There it is. It’s true. Yes, you will have teachers--and have probably have already had--some teachers who aren’t doing their job as well as they could.
While teaching education courses, I ask my college students to recollect their best and worst teachers. They always come up with examples of both with perfect ease. Always. And they have something to say that they learned about learning from both, in almost equal measures. But hindsight is 20/20, so what do you do in the meantime?
By the way, this perspective is not to be confused with blaming bad teachers for society’s problems, which some ed. policymakers try to do. I don’t think this is the case at all. This perspective is also not to be confused with the idea that some teachers’ styles don’t align with yours, as in your relationship doesn’t fit well. I do think this is absolutely true. In those cases, the teachers fit well for some students but not all.
No, this is to surface the truth that there are effective and not-so-effective teachers everywhere you go. Just as there are managers who aren’t quite as good as managing or chefs who aren’t quite as good at cooking. It's just how it is.

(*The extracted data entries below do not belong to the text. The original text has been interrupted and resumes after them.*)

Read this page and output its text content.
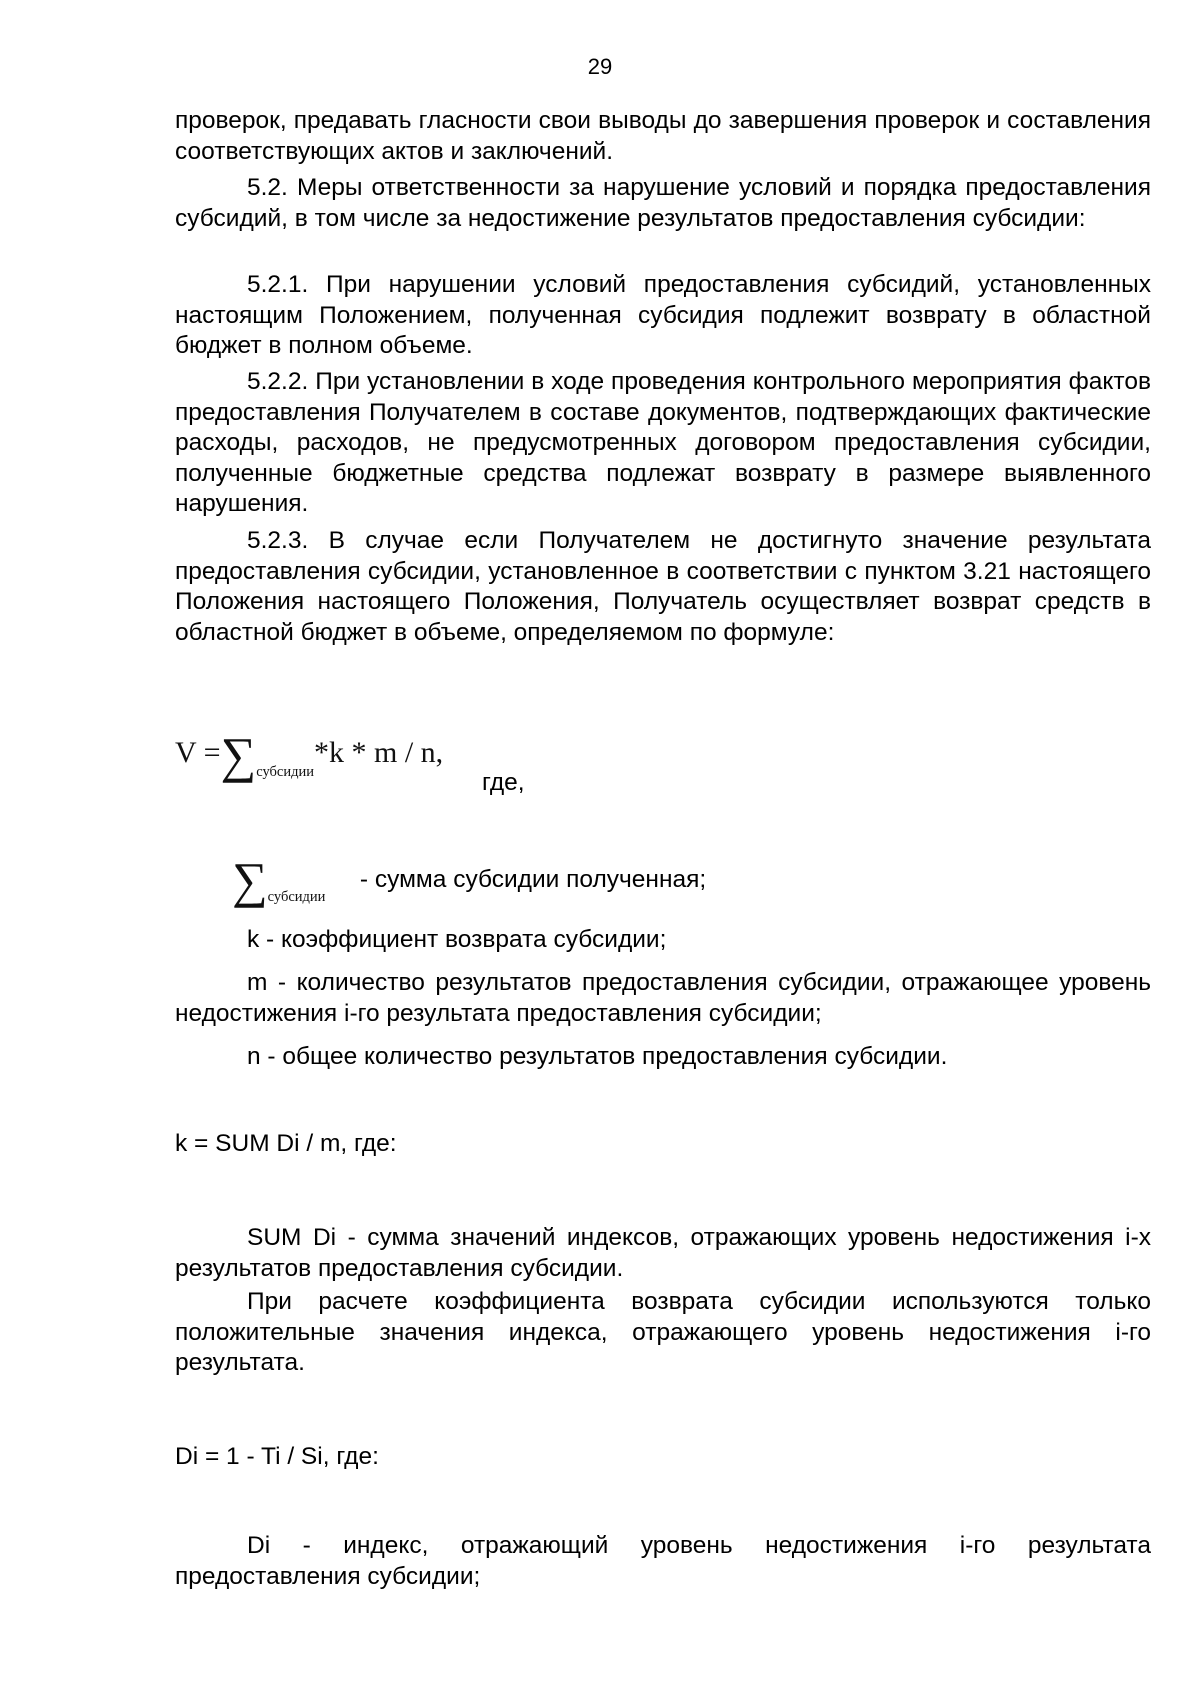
29

проверок, предавать гласности свои выводы до завершения проверок и составления соответствующих актов и заключений.

5.2. Меры ответственности за нарушение условий и порядка предоставления субсидий, в том числе за недостижение результатов предоставления субсидии:

5.2.1. При нарушении условий предоставления субсидий, установленных настоящим Положением, полученная субсидия подлежит возврату в областной бюджет в полном объеме.

5.2.2. При установлении в ходе проведения контрольного мероприятия фактов предоставления Получателем в составе документов, подтверждающих фактические расходы, расходов, не предусмотренных договором предоставления субсидии, полученные бюджетные средства подлежат возврату в размере выявленного нарушения.

5.2.3. В случае если Получателем не достигнуто значение результата предоставления субсидии, установленное в соответствии с пунктом 3.21 настоящего Положения настоящего Положения, Получатель осуществляет возврат средств в областной бюджет в объеме, определяемом по формуле:

V =∑субсидии*k * m / n,
где,
∑субсидии - сумма субсидии полученная;
k - коэффициент возврата субсидии;

m - количество результатов предоставления субсидии, отражающее уровень недостижения i-го результата предоставления субсидии;

n - общее количество результатов предоставления субсидии.
k = SUM Di / m, где:

SUM Di - сумма значений индексов, отражающих уровень недостижения i-х результатов предоставления субсидии.

При расчете коэффициента возврата субсидии используются только положительные значения индекса, отражающего уровень недостижения i-го результата.

Di = 1 - Ti / Si, где:

Di - индекс, отражающий уровень недостижения i-го результата предоставления субсидии;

Important to note, though, is that there are “bad” teachers in “good” schools and “good” teachers in “bad” schools. (My quotation marks here are to make sure we know those terms are usually worthless generalization and at the very least need to be investigated before accepting them when you hear them.)
I attended a highly selective university, and I teach at one too. There were, and are, some professors who aren’t great at teaching. I coach students at high schools and colleges deemed intellectually elite, as well as those that are vocational, community colleges, and/or easy entry. Yes, you guessed it: they seem to have the same balance of good vs. bad teachers!
So what do students do in this situation? And what is a parent to do when they encounter teaching that falls short of expectations?
While there are routes to intervene, such as direct dialogue with the teacher and reporting the problems to the department chair, I think there is also a silver-lining perspective to include. For one: if you can do ok in this context, you can do ok anywhere! If you can figure out how to survive this awfulness, you can handle awfulness later.
In short, fixing the problem isn’t always the goal (and isn’t always possible anyway).
For example, in graduate school I had a professor I bemoaned was the world’s least engaged educator. Every chapter was taught via presentations by fellow students and when unanswered questions arose, he couldn’t address them. We felt under supported and rudder-less in reaching toward the course goals. Rather than being worried, I felt frustrated. Angry. Annoyed. But I persisted and came through with perhaps the best learning outcome possible: I never teach a class like that. Ever. Student-centered teaching is a great approach but too much of a good thing ruins it. I learned it and now I benefit others because of it, 100s of students in the last two decades. I think that’s kind of cool to know.
So, before you “give up” or “storm in” when there appears to be evidence of a not-so-good teacher, do the things I’m suggesting first:
1. Consider whether they just aren’t a fit for you. If that’s the case, see what you can learn by getting out of your comfort zone. You’ll become a better student for it! If you’re sure they aren't a fit for almost anyone, though, go on to #2.
2. Realize that there are some crummy teachers in the world and you got one. It’s not your imagination. Sorry. Then, move on.
3. Figure out what absolutely needs to happen to survive your time with this teacher. Jump through their hoops as you must; teach yourself as needed; seek outside help; don’t give up hope that the next teacher will probably be amazing.
4. Give the crummy teacher the benefit of the doubt when possible. Maybe once upon a time they were really good. Maybe something terrible has happened in their personal life. Maybe your smiling face despite your unhappiness in their profession is the only thing keeping them afloat! Be generous. It’s worth it.
5. Don’t freak out. There is solid research that a student has to have multiple consecutive years of subpar teaching before it puts them behind. You'll most likely be fine in the long run after this speed bump.
6. Report the problem if it doesn’t lessen by the end of the term. Contact prior to the end can put your relationship in serious risk, no matter how careful you are about being diplomatic. Proceed carefully.
Getting a not-so-great teacher is no fun. There is no way to sugarcoat this news. But if you recognize that there is some silver lining for learning and approach the situation with more patience and grit than you thought possible you may end up with what my college students found out: those bad teachers actually taught you something good, after all.